Travelling through Europe by train
Since the Golden Age of European rail travel in the nineteenth century, the idea of boarding a train for exotic far-flung corners of Europe has held a certain allure. From luxuriously-fitted out coaches to decadent onboard dining, and even the vastly soaring architecture of the railway stations themselves, a rail journey represented something a bit special; something that cut-price airfares and mass-market coach tours can’t hope to replicate.
TravelManagers’ personal travel manager Nicole Edgar has experienced travelling through Europe by train with her family, taking in eight countries and thousands of kilometres of track. She believes that rail travel remains a very attractive option for both independent travellers and families, especially those who are returning to the Continent for their second or third time. She’s put together a list of her top reasons to choose train travel for your next European holiday.
- Compared to flying, trains tend to have fewer delays and cancellations because they are less affected by adverse weather events. European rail operators have an excellent reputation for being on-time, which makes it much easier to plan the other details of your trip. And with speeds of over 300 kilometres per hour, rail travel is a fast and efficient way to get around Europe.
- Rail travel represents excellent value for money. If you’re going to include three or more rail trips in your holiday, talk to Nicole about whether it’s more cost effective to purchase a prepaid rail pass and your seating reservations. Extra discounts often apply for two or more people travelling together, and for senior/child/youth travellers, all of which make it easier to plan and budget ahead of time.
- With over 250,000 kilometres of train tracks cris-crossing Europe, not to mention frequent departures, you’ll have a lot of flexibility when planning your holiday.
- On many trains you can choose first or second class seating. Clean, comfortable, modern carriages with reclining seats are the norm, while fold-out tables, power sockets and air-conditioning are common on many networks. There’s no in-seat entertainment, but some trains offer Wi-Fi onboard so you can use your electronic devices instead.
- For once, no one has to miss out on the views – someone else is doing the driving and you’re travelling through the scenery rather than flying over it. There’s lots of leg room and you can freely walk about the train carriages, including the buffet car, giving you access to some of the most amazing terrain which is inaccessible by car or on foot.
- You don’t have to worry about hiring or leasing a car, navigating unfamiliar roads, road tolls, parking hassles, fuel costs, traffic jams, driving on wrong side of road/car and different road rules. Just sit back and enjoy the view, knowing that you’ll be delivered to your destination in comfort.
- Quick check-in process – in most cases you can arrive at the railway station just fifteen minutes prior to departure and board immediately, as your tickets are checked onboard by conductors. There are no baggage weight limits, for hand luggage or for checked-in luggage. Upon arriving at your destination, there are no delays with baggage carousels – just take your luggage off the train with you, and go forth and enjoy your holiday.
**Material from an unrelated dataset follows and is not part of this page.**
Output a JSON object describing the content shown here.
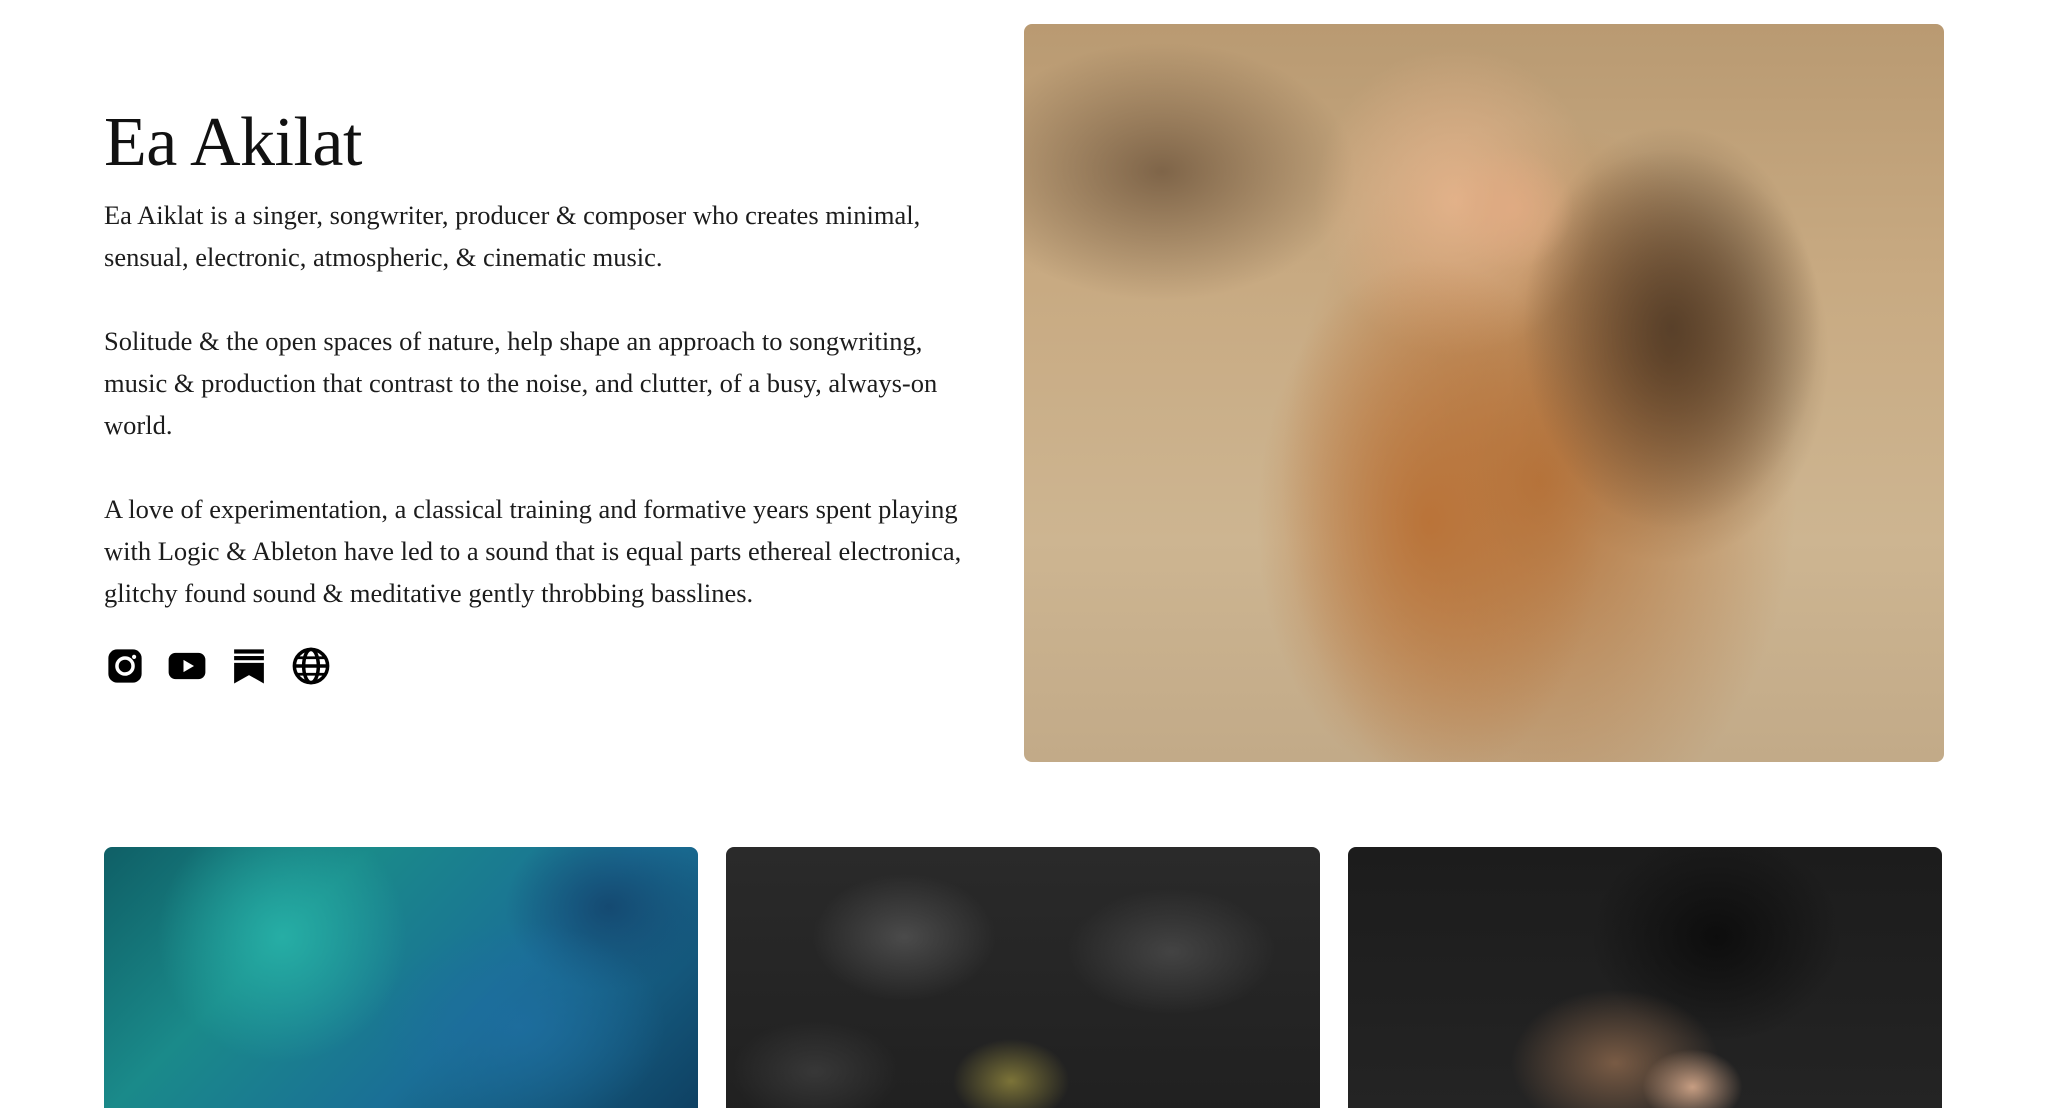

- Trains depart and arrive from central city locations. This will save you plenty in transfer costs and travel times. You may also want to consider timing your longer journeys for overnight, as many trains offer the option of sleeping in compartments or couchette carriages, saving you the cost of a hotel night’s accommodation. This works particularly well if you’re covering ground already travelled so you don’t miss any unseen views.
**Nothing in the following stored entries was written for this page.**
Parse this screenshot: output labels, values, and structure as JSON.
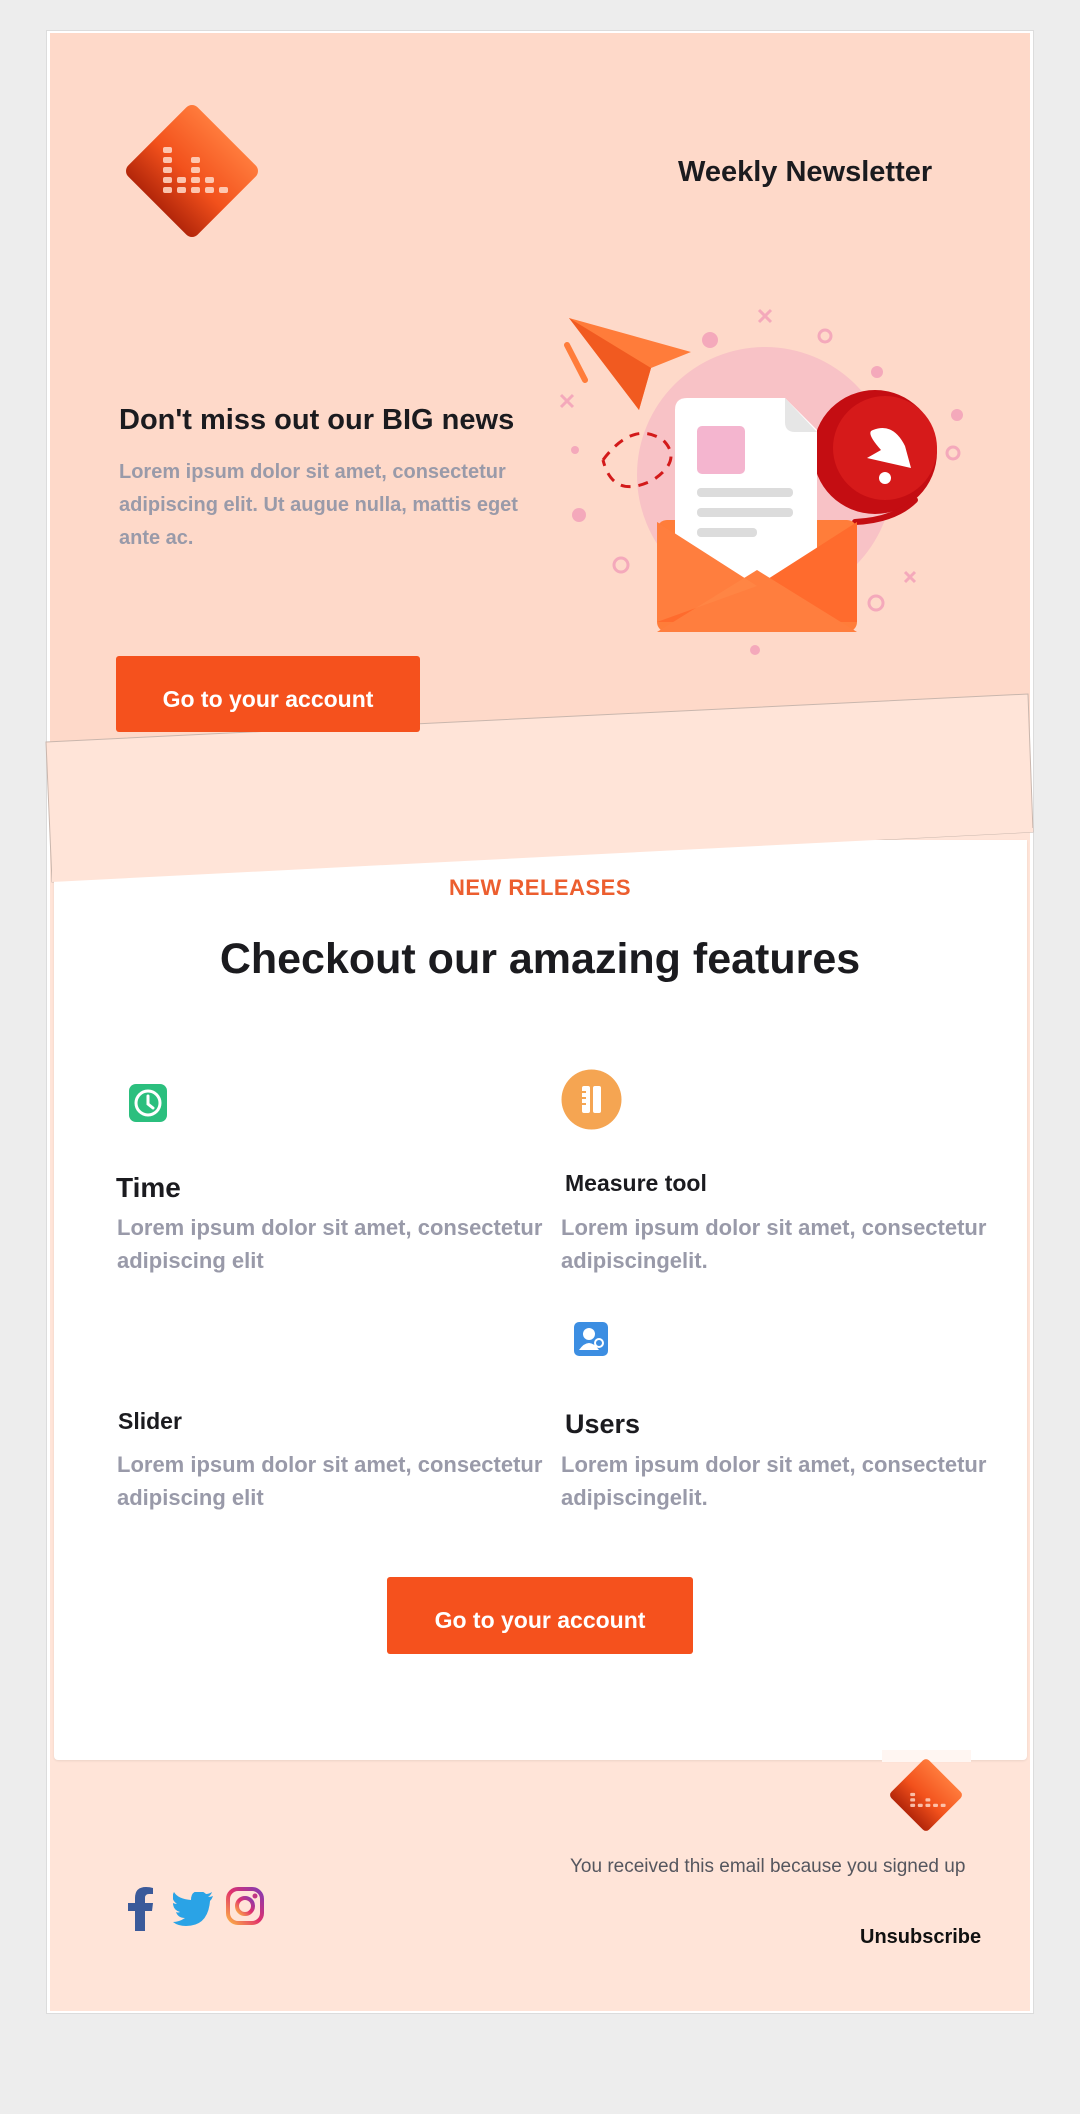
{
  "header": {
    "logo_name": "bar-chart-diamond-logo",
    "title": "Weekly Newsletter"
  },
  "hero": {
    "title": "Don't miss out our BIG news",
    "text": "Lorem ipsum dolor sit amet, consectetur adipiscing elit. Ut augue nulla, mattis eget ante ac.",
    "button_label": "Go to your account",
    "illustration": "newsletter-envelope-illustration"
  },
  "features": {
    "eyebrow": "NEW RELEASES",
    "title": "Checkout our amazing features",
    "items": [
      {
        "title": "Time",
        "text": "Lorem ipsum dolor sit amet, consectetur adipiscing elit",
        "icon": "clock-icon"
      },
      {
        "title": "Measure tool",
        "text": "Lorem ipsum dolor sit amet, consectetur adipiscingelit.",
        "icon": "ruler-icon"
      },
      {
        "title": "Slider",
        "text": "Lorem ipsum dolor sit amet, consectetur adipiscing elit",
        "icon": ""
      },
      {
        "title": "Users",
        "text": "Lorem ipsum dolor sit amet, consectetur adipiscingelit.",
        "icon": "users-icon"
      }
    ],
    "button_label": "Go to your account"
  },
  "footer": {
    "signup_text": "You received this email because you signed up",
    "unsubscribe_label": "Unsubscribe",
    "social": [
      "facebook-icon",
      "twitter-icon",
      "instagram-icon"
    ]
  },
  "colors": {
    "accent": "#f5511d",
    "peach": "#fed9c9",
    "peach_light": "#ffe4d8",
    "text_dark": "#1b1b1f",
    "text_muted": "#999aa9"
  }
}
- Trains are a sociable form of travel – it’s easy to strike up a conversation and share stories with other like-minded passengers from all over the world.
- Train stations are often tourist attractions in their own right: ranging from the red-brick Gothic splendour of London’s St Pancras, to the lush tropical gardens of Madrid’s Atocha, and the light-filled modern steel and glass of Liege in Belgium.
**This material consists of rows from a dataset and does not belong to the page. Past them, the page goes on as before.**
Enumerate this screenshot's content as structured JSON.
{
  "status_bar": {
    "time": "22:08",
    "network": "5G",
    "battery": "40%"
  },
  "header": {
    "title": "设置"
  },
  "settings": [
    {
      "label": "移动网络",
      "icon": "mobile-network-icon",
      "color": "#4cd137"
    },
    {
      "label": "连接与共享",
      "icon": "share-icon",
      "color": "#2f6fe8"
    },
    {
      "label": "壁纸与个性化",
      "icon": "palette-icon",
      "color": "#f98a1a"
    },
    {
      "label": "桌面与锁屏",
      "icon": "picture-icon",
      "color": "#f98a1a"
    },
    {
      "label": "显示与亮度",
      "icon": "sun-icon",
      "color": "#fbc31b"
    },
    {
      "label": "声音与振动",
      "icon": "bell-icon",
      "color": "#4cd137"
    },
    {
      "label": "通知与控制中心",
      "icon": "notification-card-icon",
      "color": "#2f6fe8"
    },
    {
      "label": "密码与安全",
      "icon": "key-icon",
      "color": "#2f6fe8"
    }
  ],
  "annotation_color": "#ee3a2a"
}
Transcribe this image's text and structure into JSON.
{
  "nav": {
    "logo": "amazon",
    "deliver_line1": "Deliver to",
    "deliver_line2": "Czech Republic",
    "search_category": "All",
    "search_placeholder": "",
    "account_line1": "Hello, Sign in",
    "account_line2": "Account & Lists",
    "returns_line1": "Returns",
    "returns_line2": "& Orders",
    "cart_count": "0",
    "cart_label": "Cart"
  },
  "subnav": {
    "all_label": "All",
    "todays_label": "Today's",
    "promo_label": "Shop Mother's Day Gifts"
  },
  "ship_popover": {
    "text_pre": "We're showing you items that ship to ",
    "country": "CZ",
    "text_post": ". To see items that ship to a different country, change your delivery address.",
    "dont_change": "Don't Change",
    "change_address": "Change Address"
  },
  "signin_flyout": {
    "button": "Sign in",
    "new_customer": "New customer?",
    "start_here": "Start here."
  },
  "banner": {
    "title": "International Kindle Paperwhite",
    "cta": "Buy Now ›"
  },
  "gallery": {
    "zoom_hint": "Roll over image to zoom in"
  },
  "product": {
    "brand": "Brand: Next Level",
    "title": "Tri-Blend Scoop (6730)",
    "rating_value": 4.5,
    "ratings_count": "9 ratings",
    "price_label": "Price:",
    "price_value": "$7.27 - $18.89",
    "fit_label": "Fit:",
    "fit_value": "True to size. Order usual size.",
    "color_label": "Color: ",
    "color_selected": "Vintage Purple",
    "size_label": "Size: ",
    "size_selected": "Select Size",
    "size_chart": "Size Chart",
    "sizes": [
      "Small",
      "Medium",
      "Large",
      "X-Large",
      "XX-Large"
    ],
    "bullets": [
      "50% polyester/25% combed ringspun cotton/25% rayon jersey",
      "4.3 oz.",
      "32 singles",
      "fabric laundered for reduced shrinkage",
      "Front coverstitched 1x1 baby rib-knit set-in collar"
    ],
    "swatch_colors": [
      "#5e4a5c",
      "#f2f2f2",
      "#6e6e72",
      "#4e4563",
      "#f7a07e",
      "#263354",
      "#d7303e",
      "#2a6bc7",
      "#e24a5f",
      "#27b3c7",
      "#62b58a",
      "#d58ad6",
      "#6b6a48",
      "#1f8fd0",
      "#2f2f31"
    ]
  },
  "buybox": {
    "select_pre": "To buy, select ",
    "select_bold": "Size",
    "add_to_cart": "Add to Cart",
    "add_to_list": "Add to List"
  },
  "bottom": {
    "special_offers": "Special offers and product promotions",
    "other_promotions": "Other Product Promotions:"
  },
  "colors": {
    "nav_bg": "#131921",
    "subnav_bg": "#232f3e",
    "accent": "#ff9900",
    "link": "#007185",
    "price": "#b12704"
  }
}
As wonderful an experience as rail travel can be, Nicole offers a few caveats of which to be aware:
- While railway stations are generally centrally located, after dark, the surrounding streets can be slightly less salubrious, so be sure to plan your departure and arrival times appropriately.
- It’s not possible to pre-request or pre-assign specific seating preferences such as window or aisles seats.
- Most seats have cabin-bag luggage racks overhead, and some trains have larger luggage racks located near the train doors at either end of the carriage, but some don’t have racks at all, so you have to be prepared to have your luggage at your feet or next to your seat. A good tip is to put a bike padlock through your multiple suitcase handles for your larger suitcases that are out of sight.
- Unless you’ve mastered the art of packing extra light, you should be prepared for a workout. Given that many European train stations are hundreds of years old, they won’t always come with modern conveniences like lifts and escalators to get you from street level to platform. Be prepared to carry your luggage up and down staircases using nothing but good old-fashioned elbow grease. Likewise, many platforms aren’t at the same level as the train floors, so you’ll have to lift your luggage on and off the trains too.
- Local buskers sometimes move through the carriages during the journey, playing a tune and collecting tips as you travel from A to B. This is especially common on regional trains, so have some small denomination local currency ready and enjoy the cheap entertainment.
With all that in mind and with a little assistance from Nicole or your nearest personal travel manager, you’ll find that travelling by train offers great flexibility and choice to tailor-make a holiday that suits your needs, wants and budget. Rail travel is a great way to see Europe, but be warned – it may become addictive!